Sur la demande indemnitaire des époux [C] :
Selon l’article L. 121-2 du code des procédures civiles d’exécution, le juge de l’exécution a le pouvoir d’ordonner la mainlevée de toute mesure inutile ou abusive et de condamner le créancier à des dommages et intérêts en cas d’abus de saisie.
A supposer même la saisie abusive, force est de constater que les époux [C] ne démontrent pas le préjudice moral qu’ils allèguent.
Il convient donc de les débouter de leur demande en dommages et intérêts, le premier juge ayant omis de statuer de ce chef dans le dispositif de sa décision.
Sur les frais du procès :
Le sens du présent arrêt conduit à infirmer le jugement déféré en ses dispositions relatives aux dépens et aux frais irrépétibles.
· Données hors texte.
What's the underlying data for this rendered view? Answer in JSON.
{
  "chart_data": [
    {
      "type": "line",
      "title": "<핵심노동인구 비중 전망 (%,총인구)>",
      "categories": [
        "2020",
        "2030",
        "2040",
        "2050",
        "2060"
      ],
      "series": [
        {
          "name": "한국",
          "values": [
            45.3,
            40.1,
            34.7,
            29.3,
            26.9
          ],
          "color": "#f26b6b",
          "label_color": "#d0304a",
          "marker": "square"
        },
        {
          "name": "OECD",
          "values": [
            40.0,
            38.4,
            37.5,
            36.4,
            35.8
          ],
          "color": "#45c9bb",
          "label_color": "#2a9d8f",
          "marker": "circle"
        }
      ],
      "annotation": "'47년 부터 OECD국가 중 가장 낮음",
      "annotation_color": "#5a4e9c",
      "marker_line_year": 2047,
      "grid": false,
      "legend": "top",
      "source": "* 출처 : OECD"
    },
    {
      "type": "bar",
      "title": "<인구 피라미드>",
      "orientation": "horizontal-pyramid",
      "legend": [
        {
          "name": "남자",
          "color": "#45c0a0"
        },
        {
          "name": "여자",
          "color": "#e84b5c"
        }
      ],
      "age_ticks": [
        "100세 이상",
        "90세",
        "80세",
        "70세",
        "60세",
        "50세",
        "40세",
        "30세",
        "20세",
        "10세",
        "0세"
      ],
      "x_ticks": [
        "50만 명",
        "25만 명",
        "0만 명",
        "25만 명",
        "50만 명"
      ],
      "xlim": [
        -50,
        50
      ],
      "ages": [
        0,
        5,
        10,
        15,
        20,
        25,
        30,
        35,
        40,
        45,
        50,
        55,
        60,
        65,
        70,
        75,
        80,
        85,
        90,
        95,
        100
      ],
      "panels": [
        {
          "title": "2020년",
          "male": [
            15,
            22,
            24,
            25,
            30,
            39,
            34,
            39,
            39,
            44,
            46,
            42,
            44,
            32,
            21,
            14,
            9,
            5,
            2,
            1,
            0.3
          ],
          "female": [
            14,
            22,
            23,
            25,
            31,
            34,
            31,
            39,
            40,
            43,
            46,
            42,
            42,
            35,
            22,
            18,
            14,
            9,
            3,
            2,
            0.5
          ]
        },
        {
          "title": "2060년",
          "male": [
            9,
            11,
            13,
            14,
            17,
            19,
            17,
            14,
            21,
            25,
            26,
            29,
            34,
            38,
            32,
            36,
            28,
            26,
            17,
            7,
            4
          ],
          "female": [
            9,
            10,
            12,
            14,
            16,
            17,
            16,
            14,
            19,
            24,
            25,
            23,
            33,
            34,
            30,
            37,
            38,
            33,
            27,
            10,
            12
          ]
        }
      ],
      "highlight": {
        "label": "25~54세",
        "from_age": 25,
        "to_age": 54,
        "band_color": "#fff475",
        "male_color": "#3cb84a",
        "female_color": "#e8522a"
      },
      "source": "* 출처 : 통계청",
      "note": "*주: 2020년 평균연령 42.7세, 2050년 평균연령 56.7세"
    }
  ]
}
Il convient de condamner le Crédit foncier de France, partie perdante, aux dépens de première instance et d’appel et à régler aux époux [C] au titre des frais exposés en première instance et en appel une somme de 2 000 euros.
PAR CES MOTIFS
Confirme le jugement déféré en ce qu’il a constaté la déclaration de créance de la SA Crédit foncier de France en date du 5 novembre 2024, en vertu d’une inscription de privilège de prêteur de deniers publiée au service de la publicité foncière de [Localité 16] le 25 mai 2015 volume 5924P03 2015V n°1346 et d’une hypothèque conventionnelle publiée au service de la publicité foncière de [Localité 16] le 28 mai 2015 volume 5924P03 2015V n°1347 ;
L’infirme sur le surplus des dispositions soumises à la cour ;
Statuant à nouveau et y ajoutant,
Déclare nul le commandement aux fins de saisie immobilière du 27 juin 2024 ;
Déboute la SA Crédit foncier de France de toutes ses demandes ;
Déboute M. [N] [C] et Mme [W] [A] épouse [C] de leur demande en dommages et intérêts ;
Condamne la SA Crédit foncier de France à payer à M. [N] [C] et Mme [W] [A] épouse [C] la somme de 2 000 euros sur le fondement de l’article 700 du code de procédure civile au titre de la première instance et de l’appel ;
Condamne la SA Crédit foncier de France aux dépens de première instance et d’appel.